Notably, the latest developer version of ARTIC fieldbioinformatics (v1.3-dev) no longer includes longshot and is solely based on Medaka version 1.2.3 for variant calling. It can therefore be assumed that this issue will be resolved in the near future, although it surely affects many datasets that are already deposited in the databases. We also included this information in the discussion section (lines 393-395).
There are some other minor issues. For example, SNV is never defined. It should be defined in its first appearance in the text.
Answer: For clarification, we added the definition of the term “SNV” in line 81 .
Reviewer 3 Report
This manuscript described the detection of the ORF8 deletion in SARS-CoV-2, which was reported to result in milder infections. Since this deletion has also been reported reducing the severity of the epidemic in SARS-CoV in 2003, genomic surveillance of SARS-Cov-2 mutants with this deletion should be constantly monitored, which may provide clues of how they may impact on the disease severity. They further examined SARS-CoV-2 genomes from GISAID and reported that these variants were present in other European countries.

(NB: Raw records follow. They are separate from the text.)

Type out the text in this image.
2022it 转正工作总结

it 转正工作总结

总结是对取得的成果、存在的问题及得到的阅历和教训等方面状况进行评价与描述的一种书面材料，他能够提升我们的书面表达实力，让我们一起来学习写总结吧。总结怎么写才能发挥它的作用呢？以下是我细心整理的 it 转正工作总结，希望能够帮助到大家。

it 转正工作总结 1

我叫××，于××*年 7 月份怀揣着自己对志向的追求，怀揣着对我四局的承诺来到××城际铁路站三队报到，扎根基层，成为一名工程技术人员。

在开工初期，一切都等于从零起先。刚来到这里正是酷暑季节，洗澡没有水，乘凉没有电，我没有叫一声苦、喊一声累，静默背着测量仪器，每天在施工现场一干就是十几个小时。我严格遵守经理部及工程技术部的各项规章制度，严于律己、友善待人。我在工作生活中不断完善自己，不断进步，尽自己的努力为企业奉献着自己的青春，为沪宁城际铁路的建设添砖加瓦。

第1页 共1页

They found truncated a 65-aa variant comparing to 121-aa from wildtype, which is an N-terminal signal sequence for import into ER followed by
an immunoglobulin domain. An alteration of folded ORF8 protein structure has changed how molecules were packed, which is suggested
by the authors to associate with milder symptoms for these variants.
In the effort to obtain the genomes for these variants, they reported a modification of existing ARTIC pipeline which was not able detect the deletion in a first place.
There are two places (line#215, #241) that Figure 1 was mistakenly
replaced by Figure 2. In line#318, Figure 3 should be used instead of Figure 4. In line#337, Figure 4 should be used instead of Figure 5.
Overall the data gathering and sequencing methods used in this manuscript are well handled/implemented. The description of research outcomes were well written. Discussion of various methods and approaches in genome sequencing were excellent.
Author Response
This manuscript described the detection of the ORF8 deletion in SARS-CoV-2, which was reported to result in milder infections. Since this deletion has also been reported reducing the severity of the epidemic in SARS-CoV in 2003, genomic surveillance of SARS-Cov-2 mutants with this deletion should be constantly monitored, which may provide clues of how they may impact on the disease severity. They further examined SARS-CoV-2 genomes from GISAID and reported that these variants were present in other European countries.
They found truncated a 65-aa variant comparing to 121-aa from wildtype, which is an N-terminal signal sequence for import into ER followed by
an immunoglobulin domain. An alteration of folded ORF8 protein structure has changed how molecules were packed, which is suggested
by the authors to associate with milder symptoms for these variants.
In the effort to obtain the genomes for these variants, they reported a modification of existing ARTIC pipeline which was not able detect the deletion in a first place.
There are two places (line#215, #241) that Figure 1 was mistakenly
replaced by Figure 2. In line#318, Figure 3 should be used instead of Figure 4. In line#337, Figure 4 should be used instead of Figure 5.
Our reply: We thank the reviewer for critically reading our paper and pointing out these errors. We think that these problems arose, because figure numbering seems to be broken in the PDF version of the manuscript. Both Figures 1 and 2 are labeled as “Figure 1” and consequently the numbering of the subsequent figures has changed as well. The figure references in the manuscript body, however, are still correct. We will upload a revised version of the manuscript, where this error (probably due to MS Word formatting) hopefully is resolved.
Overall the data gathering and sequencing methods used in this manuscript are well handled/implemented. The description of research outcomes were well written. Discussion of various methods and approaches in genome sequencing were excellent.